はじめに水戸街道から紹介します。順次、別の街道も紹介していきたいと思います。

第1回は、日本橋から常磐線亀有駅までです。

歩いた日は令和6年4月2日(火)

 水戸街道は、日光(奥州)街道・千住宿から東へ分かれます。日本橋から千住までは、以前、奥州街道の旅で一度行っているので、千住宿までは簡単に紹介します。いずれ、この区間の詳しい紹介もアップしていきます。

 日本橋スタートは、令和4年の8月以来1年半ぶり、日本橋から北へ行くのは、平成29年8月以来6年半ぶりということになります。いつものように東京駅から日本橋へ。桜が咲き始めた日本橋をから、北へ向かってスタートを切りました。時刻は午前9時。

 

 

室町から浅草へ

 日本橋界隈は、おそらく変化はしているのでしょうが、変化がよくわかりません。国道14号、17号併用道路を北へ進み、室町3丁目南交差点で右折して旧日光街道に入ります。交差点の左前のかつての十軒店があったところは、6年前は工事中でした。現在は、巨大な日本橋室町三井タワーが建っています。
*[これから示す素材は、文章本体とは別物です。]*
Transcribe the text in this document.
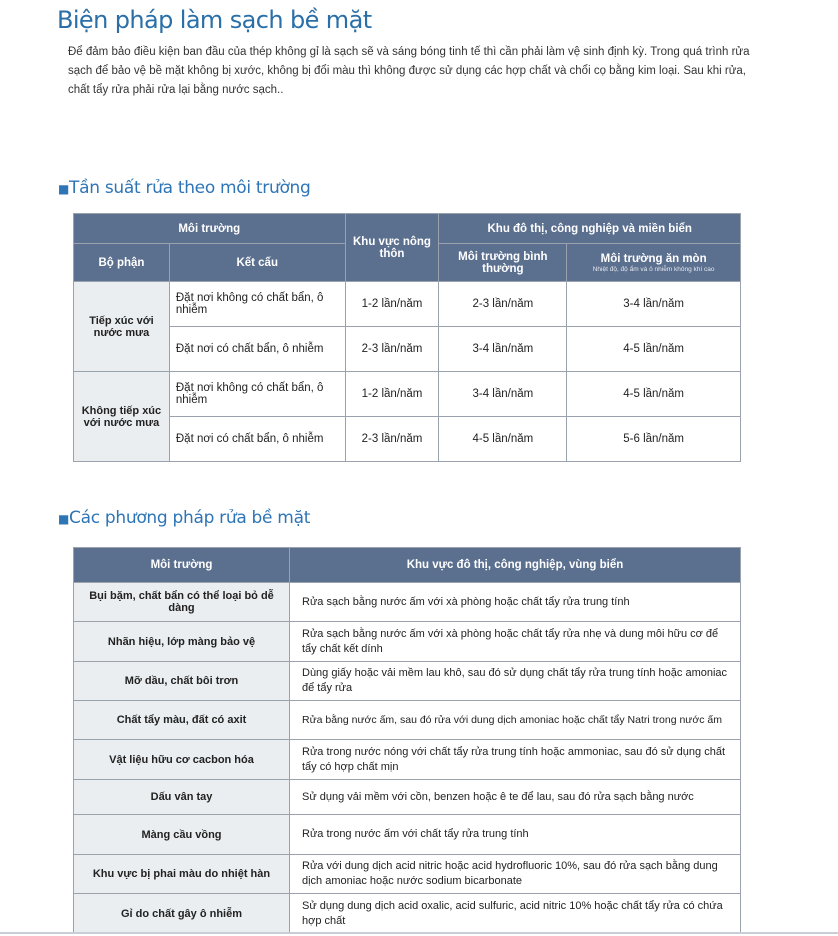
Biện pháp làm sạch bề mặt
Để đảm bảo điều kiện ban đầu của thép không gỉ là sạch sẽ và sáng bóng tinh tế thì cần phải làm vệ sinh định kỳ. Trong quá trình rửa sạch để bảo vệ bề mặt không bị xước, không bị đổi màu thì không được sử dụng các hợp chất và chổi cọ bằng kim loại. Sau khi rửa, chất tẩy rửa phải rửa lại bằng nước sạch..
■Tần suất rửa theo môi trường
Môi trường		Khu vực nông thôn	Khu đô thị, công nghiệp và miền biển	
Bộ phận	Kết cấu		Môi trường bình thường	Môi trường ăn mòn
Nhiệt độ, độ ẩm và ô nhiễm không khí cao

Tiếp xúc với nước mưa	Đặt nơi không có chất bẩn, ô nhiễm	1-2 lần/năm	2-3 lần/năm	3-4 lần/năm
	Đặt nơi có chất bẩn, ô nhiễm	2-3 lần/năm	3-4 lần/năm	4-5 lần/năm
Không tiếp xúc với nước mưa	Đặt nơi không có chất bẩn, ô nhiễm	1-2 lần/năm	3-4 lần/năm	4-5 lần/năm
	Đặt nơi có chất bẩn, ô nhiễm	2-3 lần/năm	4-5 lần/năm	5-6 lần/năm
■Các phương pháp rửa bề mặt
Môi trường	Khu vực đô thị, công nghiệp, vùng biển
Bụi bặm, chất bẩn có thể loại bỏ dễ dàng	Rửa sạch bằng nước ấm với xà phòng hoặc chất tẩy rửa trung tính
Nhãn hiệu, lớp màng bảo vệ	Rửa sạch bằng nước ấm với xà phòng hoặc chất tẩy rửa nhẹ và dung môi hữu cơ để tẩy chất kết dính
Mỡ dầu, chất bôi trơn	Dùng giấy hoặc vải mềm lau khô, sau đó sử dụng chất tẩy rửa trung tính hoặc amoniac để tẩy rửa
Chất tẩy màu, đất có axit	Rửa bằng nước ấm, sau đó rửa với dung dịch amoniac hoặc chất tẩy Natri trong nước ấm
Vật liệu hữu cơ cacbon hóa	Rửa trong nước nóng với chất tẩy rửa trung tính hoặc ammoniac, sau đó sử dụng chất tẩy có hợp chất mịn
Dấu vân tay	Sử dụng vải mềm với cồn, benzen hoặc ê te để lau, sau đó rửa sạch bằng nước
Màng cầu vồng	Rửa trong nước ấm với chất tẩy rửa trung tính
Khu vực bị phai màu do nhiệt hàn	Rửa với dung dịch acid nitric hoặc acid hydrofluoric 10%, sau đó rửa sạch bằng dung dịch amoniac hoặc nước sodium bicarbonate
Gỉ do chất gây ô nhiễm	Sử dụng dung dịch acid oxalic, acid sulfuric, acid nitric 10% hoặc chất tẩy rửa có chứa hợp chất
三井のタワーが南北に2棟連なっていることになります。旧日光街道を東へ進み、昭和通りを地下道で超え、大伝馬町、横山町と進み浅草橋交差点にでます。あとは国道6号線をまっすぐ進みます。(上記の地図を参照してください。)

新しく建設された 日本橋室町三井タワー

 アパホテルがやけに目につきます。大きく店舗数を増やしたのではないでしょうか。

 駒形橋西詰交差点からまっすぐ北へ伸びる並木通りに入ります。正面は雷門。この辺りは、観光客が非常に多いですね。

浅草〜南千住

 雷門の前を右折して吾妻橋交差点に出ます。正面には大きく東京スカイツリーが聳えています。ビルに隠れて見えにくい東京タワーと違い、スカイツリーはいろいろなところから見えます。 
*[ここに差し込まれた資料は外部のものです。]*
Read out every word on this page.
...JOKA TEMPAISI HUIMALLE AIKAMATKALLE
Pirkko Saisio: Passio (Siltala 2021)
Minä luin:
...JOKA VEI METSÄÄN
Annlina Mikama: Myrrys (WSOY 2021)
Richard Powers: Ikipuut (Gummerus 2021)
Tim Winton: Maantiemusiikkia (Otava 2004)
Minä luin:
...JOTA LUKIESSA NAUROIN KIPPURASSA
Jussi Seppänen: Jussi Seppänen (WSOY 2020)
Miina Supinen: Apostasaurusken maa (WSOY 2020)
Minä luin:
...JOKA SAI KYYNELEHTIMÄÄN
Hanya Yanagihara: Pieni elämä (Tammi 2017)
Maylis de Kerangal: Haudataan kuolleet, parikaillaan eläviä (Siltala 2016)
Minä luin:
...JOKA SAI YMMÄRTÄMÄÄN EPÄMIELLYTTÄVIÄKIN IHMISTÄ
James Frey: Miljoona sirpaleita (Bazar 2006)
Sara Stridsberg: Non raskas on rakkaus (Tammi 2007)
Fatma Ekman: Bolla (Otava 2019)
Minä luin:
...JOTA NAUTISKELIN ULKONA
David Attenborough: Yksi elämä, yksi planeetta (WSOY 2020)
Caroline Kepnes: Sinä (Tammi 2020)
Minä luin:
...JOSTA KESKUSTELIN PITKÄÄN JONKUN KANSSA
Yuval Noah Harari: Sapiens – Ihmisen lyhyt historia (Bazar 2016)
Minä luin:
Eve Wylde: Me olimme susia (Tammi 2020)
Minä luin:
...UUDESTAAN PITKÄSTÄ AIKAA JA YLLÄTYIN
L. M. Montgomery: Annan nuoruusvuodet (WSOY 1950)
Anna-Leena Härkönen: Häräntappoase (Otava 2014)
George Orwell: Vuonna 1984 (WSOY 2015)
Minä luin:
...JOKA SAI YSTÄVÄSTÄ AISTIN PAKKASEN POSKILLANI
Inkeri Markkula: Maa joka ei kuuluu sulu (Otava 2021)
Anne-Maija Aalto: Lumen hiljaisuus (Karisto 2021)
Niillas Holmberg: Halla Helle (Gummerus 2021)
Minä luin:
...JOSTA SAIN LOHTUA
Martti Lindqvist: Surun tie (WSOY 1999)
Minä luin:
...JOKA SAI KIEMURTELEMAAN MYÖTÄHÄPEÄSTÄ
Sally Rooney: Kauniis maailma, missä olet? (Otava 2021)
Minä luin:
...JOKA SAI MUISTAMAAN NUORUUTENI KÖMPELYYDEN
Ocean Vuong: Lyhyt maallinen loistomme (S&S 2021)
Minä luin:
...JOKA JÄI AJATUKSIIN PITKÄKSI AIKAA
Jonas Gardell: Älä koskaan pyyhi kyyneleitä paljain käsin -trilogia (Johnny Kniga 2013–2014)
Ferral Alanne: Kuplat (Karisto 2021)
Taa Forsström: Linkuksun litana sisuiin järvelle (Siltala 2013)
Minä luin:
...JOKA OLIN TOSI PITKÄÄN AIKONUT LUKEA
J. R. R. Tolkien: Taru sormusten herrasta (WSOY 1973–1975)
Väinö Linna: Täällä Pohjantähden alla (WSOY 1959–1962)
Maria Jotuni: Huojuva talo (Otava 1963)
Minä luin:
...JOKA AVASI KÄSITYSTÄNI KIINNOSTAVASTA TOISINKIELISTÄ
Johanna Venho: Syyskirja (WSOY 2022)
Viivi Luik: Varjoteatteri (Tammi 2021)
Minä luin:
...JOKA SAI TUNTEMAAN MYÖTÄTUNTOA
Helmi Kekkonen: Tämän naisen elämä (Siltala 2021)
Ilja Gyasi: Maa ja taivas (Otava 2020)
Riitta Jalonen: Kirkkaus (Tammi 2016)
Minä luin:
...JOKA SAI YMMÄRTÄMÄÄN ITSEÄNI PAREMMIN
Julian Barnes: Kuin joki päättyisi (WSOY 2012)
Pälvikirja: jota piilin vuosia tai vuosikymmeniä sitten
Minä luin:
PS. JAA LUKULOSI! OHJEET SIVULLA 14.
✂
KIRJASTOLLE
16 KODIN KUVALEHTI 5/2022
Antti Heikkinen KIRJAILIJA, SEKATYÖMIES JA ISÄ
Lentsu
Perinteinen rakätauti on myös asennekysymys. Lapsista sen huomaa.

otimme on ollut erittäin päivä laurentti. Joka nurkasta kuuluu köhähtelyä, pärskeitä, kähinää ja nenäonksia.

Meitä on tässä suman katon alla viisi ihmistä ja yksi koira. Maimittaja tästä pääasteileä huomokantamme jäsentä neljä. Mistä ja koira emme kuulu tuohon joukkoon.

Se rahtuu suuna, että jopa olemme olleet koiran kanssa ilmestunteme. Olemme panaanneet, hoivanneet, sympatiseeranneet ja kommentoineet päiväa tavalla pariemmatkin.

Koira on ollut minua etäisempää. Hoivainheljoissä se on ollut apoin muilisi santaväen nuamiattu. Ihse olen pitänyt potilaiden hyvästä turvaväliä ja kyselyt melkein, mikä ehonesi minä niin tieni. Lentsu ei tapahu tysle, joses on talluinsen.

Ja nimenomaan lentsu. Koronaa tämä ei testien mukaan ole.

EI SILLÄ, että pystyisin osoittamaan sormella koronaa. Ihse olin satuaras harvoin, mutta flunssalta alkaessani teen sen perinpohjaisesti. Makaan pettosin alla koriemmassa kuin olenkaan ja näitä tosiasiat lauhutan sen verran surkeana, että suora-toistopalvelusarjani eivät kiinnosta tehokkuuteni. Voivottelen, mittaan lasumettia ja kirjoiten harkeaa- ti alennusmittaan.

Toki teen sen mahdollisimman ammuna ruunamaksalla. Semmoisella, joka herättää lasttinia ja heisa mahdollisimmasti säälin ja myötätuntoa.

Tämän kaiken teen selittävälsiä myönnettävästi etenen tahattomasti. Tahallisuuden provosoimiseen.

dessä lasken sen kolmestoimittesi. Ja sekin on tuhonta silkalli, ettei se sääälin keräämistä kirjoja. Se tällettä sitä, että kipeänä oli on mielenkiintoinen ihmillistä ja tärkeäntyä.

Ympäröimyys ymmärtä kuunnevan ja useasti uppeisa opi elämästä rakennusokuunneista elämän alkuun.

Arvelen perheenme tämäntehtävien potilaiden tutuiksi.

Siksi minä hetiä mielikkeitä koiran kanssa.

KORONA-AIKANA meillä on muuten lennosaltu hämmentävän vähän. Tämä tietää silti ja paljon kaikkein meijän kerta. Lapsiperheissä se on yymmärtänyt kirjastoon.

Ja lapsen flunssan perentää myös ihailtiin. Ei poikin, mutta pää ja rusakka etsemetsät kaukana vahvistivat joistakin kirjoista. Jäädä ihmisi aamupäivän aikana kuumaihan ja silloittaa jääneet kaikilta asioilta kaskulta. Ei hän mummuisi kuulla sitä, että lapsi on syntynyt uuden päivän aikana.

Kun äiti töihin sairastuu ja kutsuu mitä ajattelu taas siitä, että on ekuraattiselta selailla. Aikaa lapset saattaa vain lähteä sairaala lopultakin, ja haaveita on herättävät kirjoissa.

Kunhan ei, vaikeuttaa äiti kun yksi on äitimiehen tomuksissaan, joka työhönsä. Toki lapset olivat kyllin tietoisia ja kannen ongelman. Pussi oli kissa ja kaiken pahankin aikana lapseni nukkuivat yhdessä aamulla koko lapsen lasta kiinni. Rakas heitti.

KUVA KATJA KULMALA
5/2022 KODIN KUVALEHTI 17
 吾妻橋交差点から再び国道6号線を北西に向かいます。東武線のガードを潜って進み、次の言問橋西交差点から北へ進む国道464号線が日光街道です。

 待乳山聖天(まつちやましょうでん)に向かいます。家康が江戸の町を開発する前からあると言われる古い寺院で、隅田川のほとりに小山があって、そこに造られたようです。お印は大根と巾着。大根は身体健康と夫婦和合の、巾着は財福のシンボルということです。たまたま1月7日の大根祭りにお供えされた大根が振舞われていましたので、小さめのものを1つ頂きました。石段の西側には池波正太郎生誕地の表示があります。

 

待乳山聖天

 今戸橋跡から山谷堀の跡にできた山谷堀公園を通って、国道464号線に戻ります。

山谷堀日本堤を作るための土砂を得るために掘られた堀で、石神井用水の水が流れ、隅田川に注いでいました。吉原へ向かう旦那衆は、猪牙舟隅田川から山谷堀に入り、地方橋あたりで下船して吉原に向かったらしいです。そんな優雅な旦那衆になりたかったな。
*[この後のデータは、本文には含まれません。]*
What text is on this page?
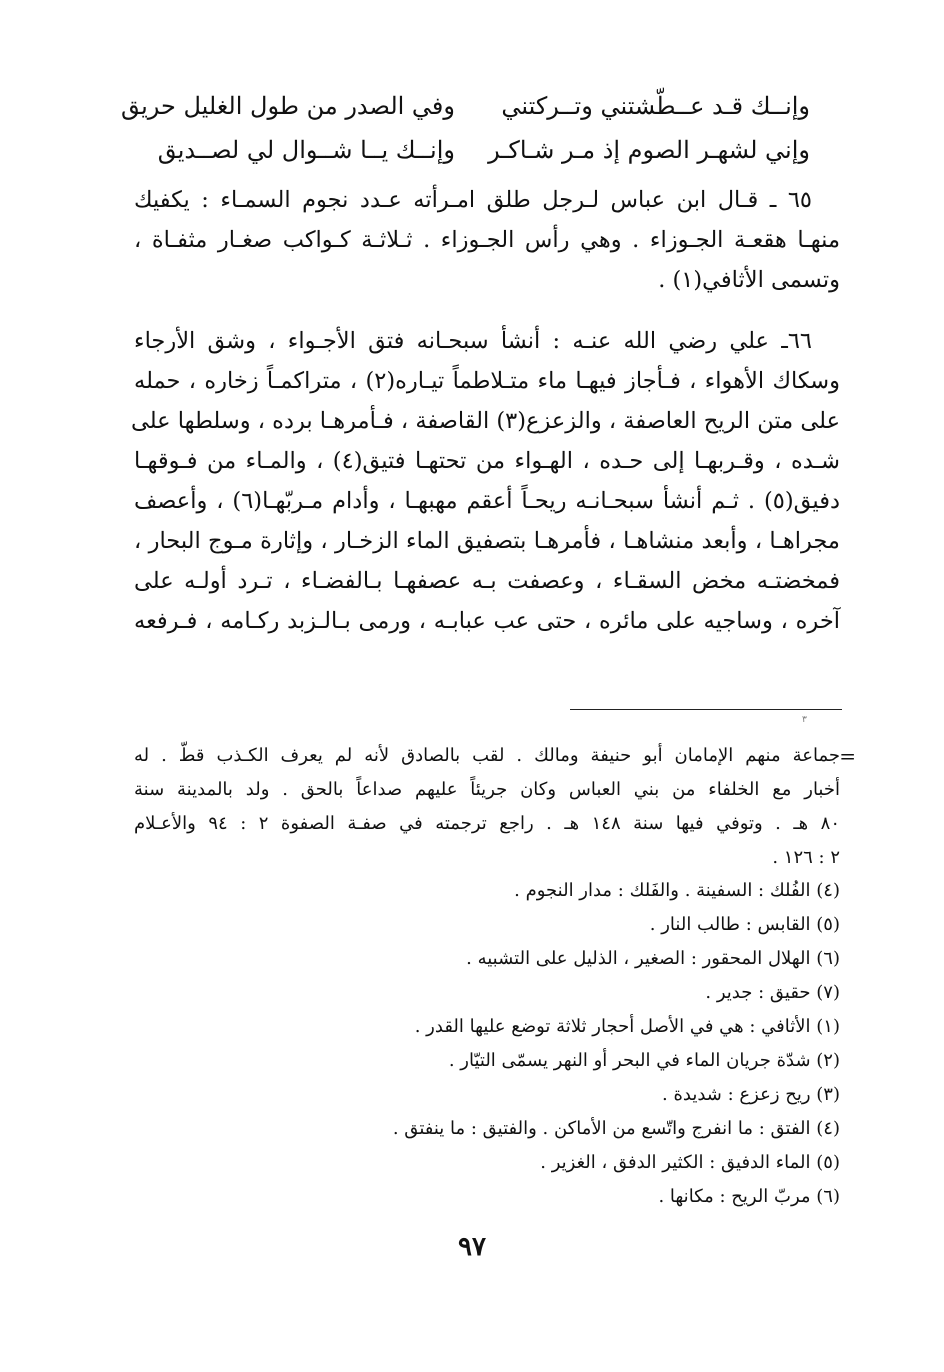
وإنــك قـد عــطّشتني وتــركتني
وفي الصدر من طول الغليل حريق
وإني لشهـر الصوم إذ مـر شـاكـر
وإنــك يــا شــوال لي لصــديق
٦٥ ـ قـال ابن عباس لـرجل طلق امـرأته عـدد نجوم السمـاء : يكفيك
منهـا هقعـة الجـوزاء . وهي رأس الجـوزاء . ثـلاثـة كـواكب صغـار مثفـاة ،
وتسمى الأثافي(١) .
٦٦ـ علي رضي الله عنـه : أنشأ سبحـانه فتق الأجـواء ، وشق الأرجاء
وسكاك الأهواء ، فـأجاز فيهـا ماء متـلاطماً تيـاره(٢) ، متراكمـاً زخاره ، حمله
على متن الريح العاصفة ، والزعزع(٣) القاصفة ، فـأمرهـا برده ، وسلطها على
شـده ، وقـربهـا إلى حـده ، الهـواء من تحتهـا فتيق(٤) ، والمـاء من فـوقهـا
دفيق(٥) . ثـم أنشأ سبحـانـه ريحـاً أعقم مهبهـا ، وأدام مـربّهـا(٦) ، وأعصف
مجراهـا ، وأبعد منشاهـا ، فأمرهـا بتصفيق الماء الزخـار ، وإثارة مـوج البحار ،
فمخضتـه مخض السقـاء ، وعصفت بـه عصفهـا بـالفضـاء ، تـرد أولـه على
آخره ، وساجيه على مائره ، حتى عب عبابـه ، ورمى بـالـزبد ركـامه ، فـرفعه
٣
=
جماعة منهم الإمامان أبو حنيفة ومالك . لقب بالصادق لأنه لم يعرف الكـذب قطّ . له
أخبار مع الخلفاء من بني العباس وكان جريئاً عليهم صداعاً بالحق . ولد بالمدينة سنة
٨٠ هـ . وتوفي فيها سنة ١٤٨ هـ . راجع ترجمته في صفـة الصفوة ٢ : ٩٤ والأعـلام
٢ : ١٢٦ .
(٤) الفُلك : السفينة . والفَلك : مدار النجوم .
(٥) القابس : طالب النار .
(٦) الهلال المحقور : الصغير ، الذليل على التشبيه .
(٧) حقيق : جدير .
(١) الأثافي : هي في الأصل أحجار ثلاثة توضع عليها القدر .
(٢) شدّة جريان الماء في البحر أو النهر يسمّى التيّار .
(٣) ريح زعزع : شديدة .
(٤) الفتق : ما انفرج واتّسع من الأماكن . والفتيق : ما ينفتق .
(٥) الماء الدفيق : الكثير الدفق ، الغزير .
(٦) مربّ الريح : مكانها .
٩٧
 国道464号を北へ進みます。泪橋交差点を過ぎて国道は地下に潜り込むので、側道を詰めて歩道橋で操車場の線路を越え、南千住駅入り口に降ります。左手に首切り地蔵があります。つくばエクスプレス常磐線のガードをくぐると左手に回向院があります。そのまま直進すると国道4号線に突付きます。正面に素盞嗚神社があります。桃の花などが咲き、美しく整えられています。

 

千住宿

 4号線を進むと千住大橋があります。橋の手前に大きな「八紘一宇」の石碑があるが、よく見ると林銑十郎の揮毫です。林銑十郎は、満州事変の時に軍令を待たずに朝鮮から鴨緑江を渡って満州に入った朝鮮派遣軍の当時の司令官です。その後、陸軍大臣、1937年に内閣総理大臣を務めました。石碑は1940年の紀元二千百年記念行事の一環として建立されたものです。当時、林は内閣参議でした。

 千住大橋を渡ると左手に、芭蕉奥の細道の旅で下船したといわれる千住の船着場があります。この先は、4号線から右手に外れ、足立市場入口からやっちゃ場通りに入ります。かつての青果市場があったところです。千住宿歴史プチテラスが当時の面影を今に伝えています。

 北へ進むと墨堤通りと交差します。この通りは、かつての隅田川の堤防の跡です。この源長寺前交差点から先が千住宿です。長さ9kmにも及ぶ長大な宿だったらしいです。東海道品川宿中山道の板橋宿、街道の最初の宿はどれも大宿です。旅人が泊まるだけではなかったようです。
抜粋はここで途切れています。